The title of Baharevich’s latest book – this time a fully-fledged novel – is borrowed from the famous painting by Pieter Bruegel Senior. “The Magpie on the Gallows” (Minsk, 2009) is a life story of Veranika, “nymphomaniac-narcissistic girl”, who lives in a country, which is slightly reminiscent of Belarus. There she works in the administration of a concentration camp. The narrator not only tells us the story of Veranika but also that of himself. He is, very much like Baharevich, an exile in a German port city. According to literary critic Yan Maksimiuk, “Baharevich creates the world reminiscent of dreams by Kafka and Nabokov. However, structurally, “The Magpie on the Gallows” is a mosaic, written in the style of Julio Cortбzar. This is a splendid literary affinity, which not only proves the author’s ambitious attempt to join the greatest magicians of literature, but also shows that the creative standards he sets for himself are getting higher with his every new book”.
“The Magpie on the Gallows” is dramatically different from other books by Baharevich in style. In fact, Baharevich values style – “the unique voice of an author” as he calls it - much higher than plot. In this book, the voice of Baharevich becomes much more flexible and consistent. The author abandons his experiments with the language and turns into a true narrator of a modern fairy-tale, which would definitely give its reader a sleepless night. Baharevich is working hard on becoming the Belarusian Grim Brothers of the 21st century. It does not come as a surprise that now he is working on a translation of “The Cold Heart”, fairy tale by Wilhelm Hauff. Alhierd Baharevich plans to publish this book later this year with his own creative alterations and complements (their nature and intentions remains a mystery).
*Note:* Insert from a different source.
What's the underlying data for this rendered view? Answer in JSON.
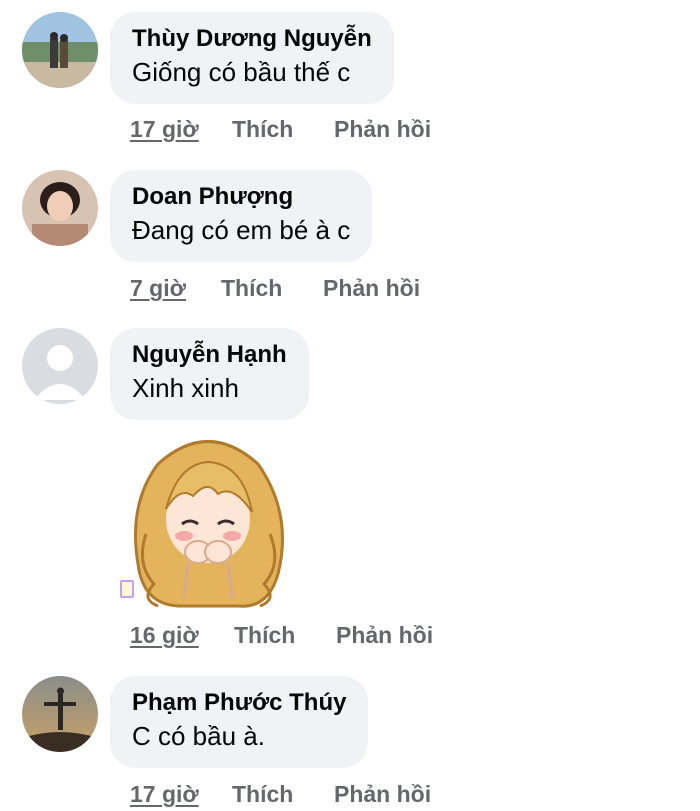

Baharevich is disdainfully intolerant towards “homo sovieticus”, the people who have passively surrendered to the authoritarian way of life and thinking. A devoted individualist, he also has a deep contempt towards any form of collective human activity. However, Baharevich’s books have a strangely soothing effect on many Belarusian intellectuals who find it unbearable to live in the authoritarian state. Alhierd loads his books with everything what is worth to be hated in people. By doing so, he unloads his readers’ frustrations, which, in the end, lets them breathe easier.   
The misanthropy of Baharevich is probably a myth. If you carefully read into the personal internet blog of Alhierd, you will see that he is a genuinely kind and polite person, with a great measure of respect towards the people he encounters – as long as they have respect towards other people and themselves. He is also a loving husband and a father, who lets his daughter paint his face in the morning, then forgets to wash it and can’t understand why people are staring at him on the street. Baharevich might not like people, but he surely is able love them. This love is probably the most hidden layer behind the thousands of words he has carefully constructed into books.